Я не знаю, в чем точно сюжет – кажется, там американская космическая экспедиция отправляется спасать мир от какой-то инопланетной дряни. Но я абсолютно уверен, что такое кино больше не может появиться в Америке. Его непременно освистают. На него не пойдут. Вообще кино не будет. Денег на такое никто не даст. Потому что Америка стала другой.

Известно, что изменило Америку. Можно спорить о том, как Америка изменилась после 11 сентября 2001 года. Самая расхожая точка зрения, что американцы совершенно распустились после падения башен-близнецов, конечно, и самая невежественная.

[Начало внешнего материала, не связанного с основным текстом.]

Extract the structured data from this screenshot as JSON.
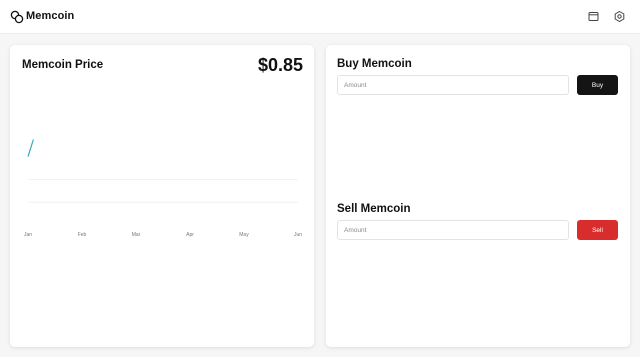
{
  "app": {
    "name": "Memcoin"
  },
  "header": {
    "icons": [
      "logo-icon",
      "wallet-icon",
      "gear-icon"
    ]
  },
  "price_card": {
    "title": "Memcoin Price",
    "price": "$0.85"
  },
  "buy": {
    "title": "Buy Memcoin",
    "amount_placeholder": "Amount",
    "button_label": "Buy"
  },
  "sell": {
    "title": "Sell Memcoin",
    "amount_placeholder": "Amount",
    "button_label": "Sell"
  },
  "colors": {
    "line": "#3aa6b5",
    "buy_button": "#141414",
    "sell_button": "#d92c2c"
  },
  "chart_data": {
    "type": "line",
    "title": "",
    "categories": [
      "Jan",
      "Feb",
      "Mar",
      "Apr",
      "May",
      "Jun"
    ],
    "series": [
      {
        "values": [
          0.82,
          0.85,
          null,
          null,
          null,
          null
        ]
      }
    ],
    "x_positions": [
      0,
      0.1
    ],
    "grid": true,
    "legend": "none"
  }
}
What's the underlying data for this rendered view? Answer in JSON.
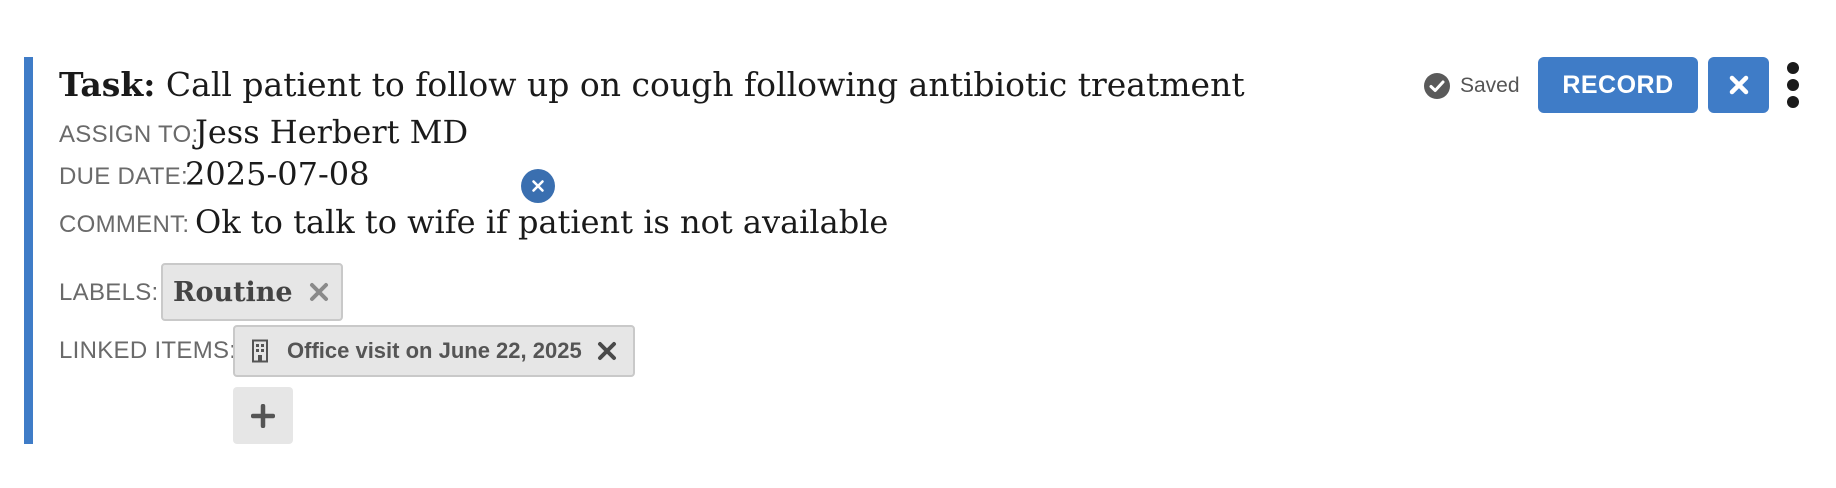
{
  "task": {
    "prefix": "Task:",
    "title": "Call patient to follow up on cough following antibiotic treatment"
  },
  "status": {
    "saved_label": "Saved"
  },
  "buttons": {
    "record_label": "RECORD"
  },
  "fields": {
    "assign_to_label": "ASSIGN TO:",
    "assign_to_value": "Jess Herbert MD",
    "due_date_label": "DUE DATE:",
    "due_date_value": "2025-07-08",
    "comment_label": "COMMENT:",
    "comment_value": "Ok to talk to wife if patient is not available",
    "labels_label": "LABELS:",
    "labels": [
      "Routine"
    ],
    "linked_items_label": "LINKED ITEMS:",
    "linked_items": [
      "Office visit on June 22, 2025"
    ]
  },
  "icons": {
    "saved": "check-circle-icon",
    "close": "close-icon",
    "menu": "kebab-menu-icon",
    "date_clear": "clear-circle-icon",
    "label_remove": "close-icon",
    "linked_building": "building-icon",
    "linked_remove": "close-icon",
    "add": "plus-icon"
  },
  "colors": {
    "accent": "#3f7cc7",
    "chip_bg": "#e6e6e6"
  }
}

Американцы на протяжении последних 70 лет так или иначе обозначали свое присутствие или участие практически в любой болевой точке мира, неся бремя хоть мирового арбитра, хоть вселенской Держиморды – кому как нравится.

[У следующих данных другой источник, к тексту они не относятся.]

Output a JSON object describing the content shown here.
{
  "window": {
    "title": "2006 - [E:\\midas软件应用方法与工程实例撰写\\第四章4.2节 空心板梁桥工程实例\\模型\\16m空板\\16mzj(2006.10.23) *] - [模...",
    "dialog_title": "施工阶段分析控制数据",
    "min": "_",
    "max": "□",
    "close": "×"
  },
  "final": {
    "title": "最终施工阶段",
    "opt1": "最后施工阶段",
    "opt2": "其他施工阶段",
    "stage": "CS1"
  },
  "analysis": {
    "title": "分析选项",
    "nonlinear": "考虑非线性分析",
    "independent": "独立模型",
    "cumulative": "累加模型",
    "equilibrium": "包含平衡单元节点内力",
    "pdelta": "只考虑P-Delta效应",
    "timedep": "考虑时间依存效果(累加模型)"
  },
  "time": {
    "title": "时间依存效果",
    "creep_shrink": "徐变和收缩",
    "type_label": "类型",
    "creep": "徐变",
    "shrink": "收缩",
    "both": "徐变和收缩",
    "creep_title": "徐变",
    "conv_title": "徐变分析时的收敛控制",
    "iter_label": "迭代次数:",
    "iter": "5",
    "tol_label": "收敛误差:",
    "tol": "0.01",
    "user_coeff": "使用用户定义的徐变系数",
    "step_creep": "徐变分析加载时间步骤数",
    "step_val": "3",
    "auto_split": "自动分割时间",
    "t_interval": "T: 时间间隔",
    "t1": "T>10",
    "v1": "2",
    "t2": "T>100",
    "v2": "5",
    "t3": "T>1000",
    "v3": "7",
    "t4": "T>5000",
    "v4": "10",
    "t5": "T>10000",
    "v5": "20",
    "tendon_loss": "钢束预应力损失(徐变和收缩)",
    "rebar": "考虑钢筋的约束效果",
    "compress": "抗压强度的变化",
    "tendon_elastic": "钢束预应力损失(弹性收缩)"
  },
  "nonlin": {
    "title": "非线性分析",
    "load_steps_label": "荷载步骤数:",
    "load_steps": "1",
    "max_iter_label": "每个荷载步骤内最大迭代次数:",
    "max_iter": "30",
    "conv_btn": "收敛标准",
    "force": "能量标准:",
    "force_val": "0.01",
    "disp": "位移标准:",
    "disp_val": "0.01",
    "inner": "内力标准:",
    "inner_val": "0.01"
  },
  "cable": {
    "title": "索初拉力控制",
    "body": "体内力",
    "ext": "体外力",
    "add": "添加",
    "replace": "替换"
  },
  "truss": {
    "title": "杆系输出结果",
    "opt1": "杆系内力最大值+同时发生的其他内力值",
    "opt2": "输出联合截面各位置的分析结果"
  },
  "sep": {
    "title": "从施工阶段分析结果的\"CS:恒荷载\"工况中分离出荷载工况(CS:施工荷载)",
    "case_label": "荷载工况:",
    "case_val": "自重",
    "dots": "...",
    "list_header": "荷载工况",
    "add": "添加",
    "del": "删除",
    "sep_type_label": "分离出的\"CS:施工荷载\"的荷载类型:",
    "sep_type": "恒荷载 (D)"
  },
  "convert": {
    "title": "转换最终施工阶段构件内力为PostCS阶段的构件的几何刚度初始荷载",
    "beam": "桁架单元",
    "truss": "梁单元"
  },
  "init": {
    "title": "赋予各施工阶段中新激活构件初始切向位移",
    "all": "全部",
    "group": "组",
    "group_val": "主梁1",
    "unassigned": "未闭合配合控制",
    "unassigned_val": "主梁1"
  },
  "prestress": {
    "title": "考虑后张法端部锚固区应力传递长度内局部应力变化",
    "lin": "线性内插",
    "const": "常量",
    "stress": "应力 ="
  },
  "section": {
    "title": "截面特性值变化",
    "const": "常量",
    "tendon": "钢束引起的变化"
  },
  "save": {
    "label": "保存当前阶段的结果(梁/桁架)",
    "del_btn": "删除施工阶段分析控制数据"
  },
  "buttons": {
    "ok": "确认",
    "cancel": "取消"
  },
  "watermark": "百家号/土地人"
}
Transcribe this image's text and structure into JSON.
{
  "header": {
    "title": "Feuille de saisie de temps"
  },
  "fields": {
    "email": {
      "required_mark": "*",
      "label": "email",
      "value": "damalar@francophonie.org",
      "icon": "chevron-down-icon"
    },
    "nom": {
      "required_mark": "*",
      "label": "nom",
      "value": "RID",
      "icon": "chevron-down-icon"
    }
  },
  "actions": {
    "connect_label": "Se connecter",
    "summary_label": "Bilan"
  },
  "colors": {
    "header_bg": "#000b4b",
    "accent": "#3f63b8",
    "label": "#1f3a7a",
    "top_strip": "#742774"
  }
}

В высшей степени наивно было бы приписывать террористам попытку запугать Америку, заставить ее разом отказаться от своей всемирно-исторической миссии. Скорее правы те, кто пишет Зло с большой буквы, усматривая в атаке 11 сентября сверхзадачу – не напугать Америку, а заставить задуматься.

И Америка задумалась. Кто мы? Зачем мы? Куда мы идем?

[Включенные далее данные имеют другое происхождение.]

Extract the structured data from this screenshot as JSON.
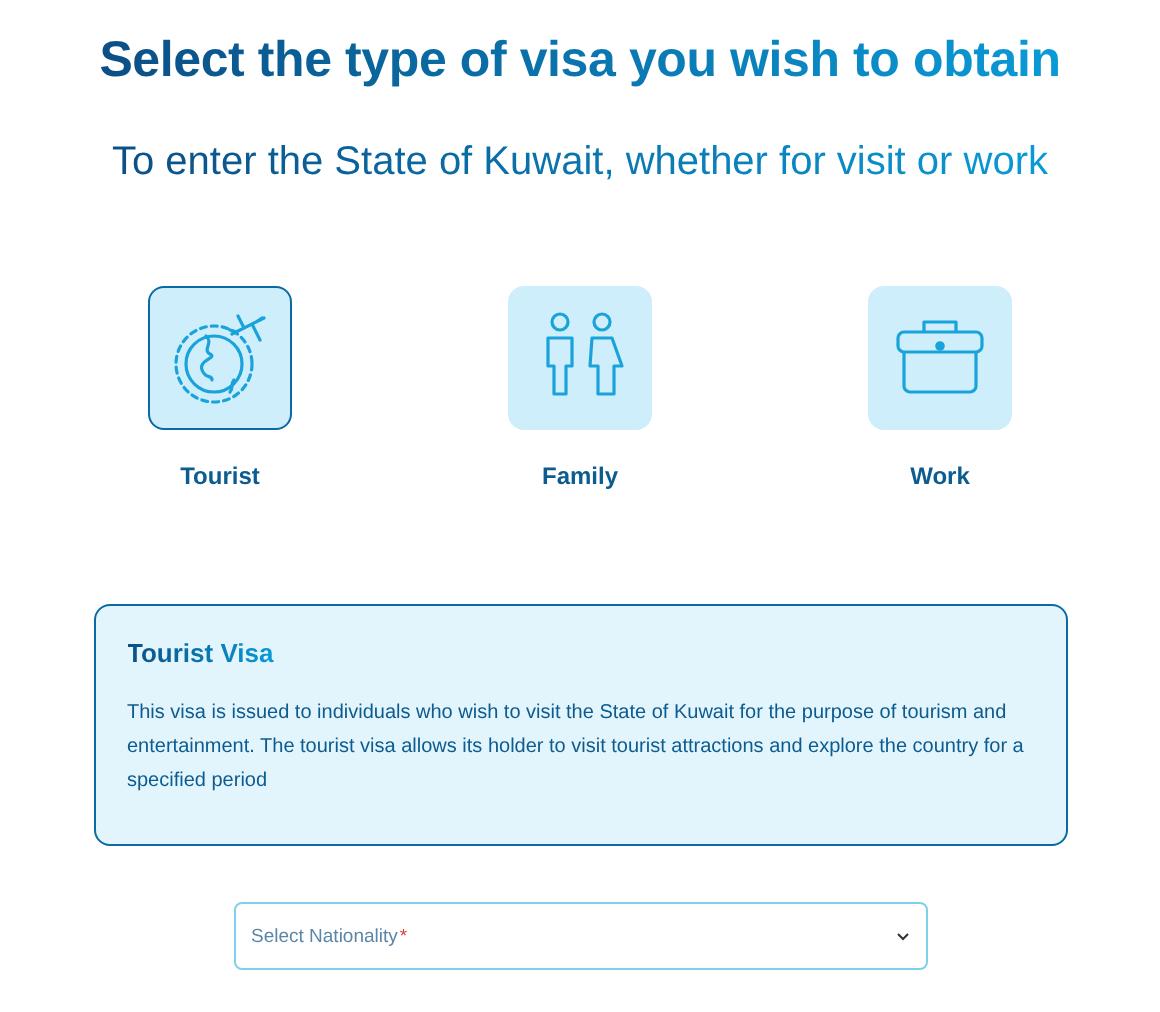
{
  "heading": "Select the type of visa you wish to obtain",
  "subheading": "To enter the State of Kuwait, whether for visit or work",
  "visa_types": [
    {
      "kind": "tourist",
      "label": "Tourist",
      "selected": true
    },
    {
      "kind": "family",
      "label": "Family",
      "selected": false
    },
    {
      "kind": "work",
      "label": "Work",
      "selected": false
    }
  ],
  "info_card": {
    "title": "Tourist Visa",
    "description": "This visa is issued to individuals who wish to visit the State of Kuwait for the purpose of tourism and entertainment. The tourist visa allows its holder to visit tourist attractions and explore the country for a specified period"
  },
  "nationality_select": {
    "placeholder": "Select Nationality",
    "required_mark": "*"
  }
}
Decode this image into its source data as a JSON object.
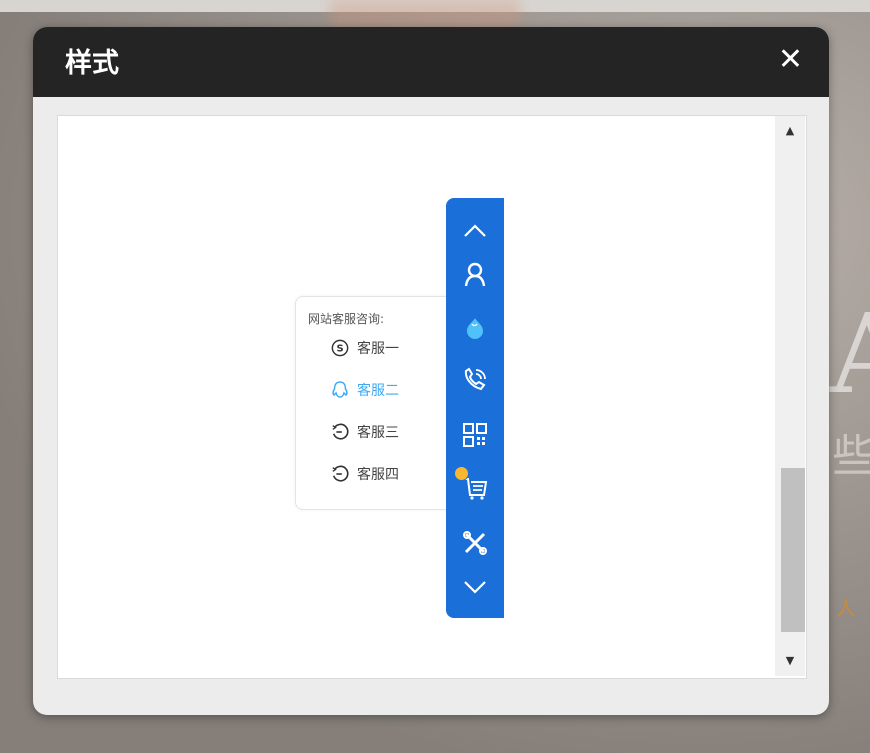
{
  "dialog": {
    "title": "样式",
    "close_symbol": "✕"
  },
  "scrollbar": {
    "up_symbol": "▲",
    "down_symbol": "▼",
    "thumb_position": 0.72
  },
  "preview": {
    "popup_title": "网站客服咨询:",
    "services": [
      {
        "label": "客服一",
        "icon": "skype-icon",
        "active": false
      },
      {
        "label": "客服二",
        "icon": "qq-icon",
        "active": true
      },
      {
        "label": "客服三",
        "icon": "clock-chat-icon",
        "active": false
      },
      {
        "label": "客服四",
        "icon": "clock-chat-icon",
        "active": false
      }
    ],
    "sidebar_icons": [
      "chevron-up-icon",
      "user-icon",
      "droplet-icon",
      "phone-icon",
      "qrcode-icon",
      "cart-icon",
      "tools-icon",
      "chevron-down-icon"
    ],
    "accent_color": "#1a6fd8",
    "active_color": "#3fa9f5"
  }
}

Все, что происходило и происходит с Америкой в последние 14 лет, – результат этого мучительного размышления. На поверхности новостного потока все осталось как будто по-прежнему. Америка де-юре или де-факто председательствует при решении любого глобального конфликта. Но мы видим, с каким трудом теперь мировому монарху, прежде такому решительному и непреклонному, даются повелительные жесты. Он весь – сомнение.

Америка по-прежнему снаряжает за моря военные экспедиции. Но с каждым новым далеким взрывом они теряют в числе и размахе. И каждому новому походу за Справедливость предшествует яростная внутриамериканская общественная дискуссия. Хотя бы потому, что у Америки больше нет сколько-нибудь общего понимания, в чем состоит эта Справедливость.

Во время военных операций в Ираке и Афганистане последних 10 лет погибло впятеро меньше американских граждан, чем во время корейской войны 1950-х, и в 40 раз меньше, чем на вьетнамской бойне. И это не только, не столько потому, что военные технологии все больше и больше отчуждаются от того, кто их приводит в действие.

Из Империи действия Америка превратилась в Империю самопознания.

В исторической перспективе это похоже на то, как Рим Августа отличается от Рима Марка Аврелия. Воинственность и сплоченность Рим принес в жертву наукам и искусствам. Самопознание – это и есть культура.

Главным свершением американской культуры последнего десятилетия стало рождение новой формы искусства – сериала, телевизионной драмы, наследующей и замещающей Большой Роман. В коммерческом смысле сериал – это оружие борьбы за свободное время взрослого, занятого, платежеспособного человека в эпоху информационного взрыва. В техническом – торжество искусства драматургии.

Здесь черное и белое сто раз меняются местами, окрашиваются в разные тона и в конечном счете ни черным, ни белым не являются. И это коренной пересмотр базовых положений американской культуры зрелищ – вызов, разрушение и отмена условного «Армагеддона». И если что-то самым ясным образом олицетворяет противоположность «Армагеддону», символизирует то, как изменилась американская культура, а вместе с ней и американское общество – before and after, то это, конечно, сериал Homeland.

В переводе на русский его название теряет богатство смыслов и оттенков. Но слово «Родина» все равно оказывается самым емким и самым важным. Герои «Родины» помещены его создателями в лабиринт, где они ищут ответ на вопрос лирической советской песни – с чего начинается Родина. Но в этих поисках нет никакой тихой тоски, успокоения нашей лирической песни.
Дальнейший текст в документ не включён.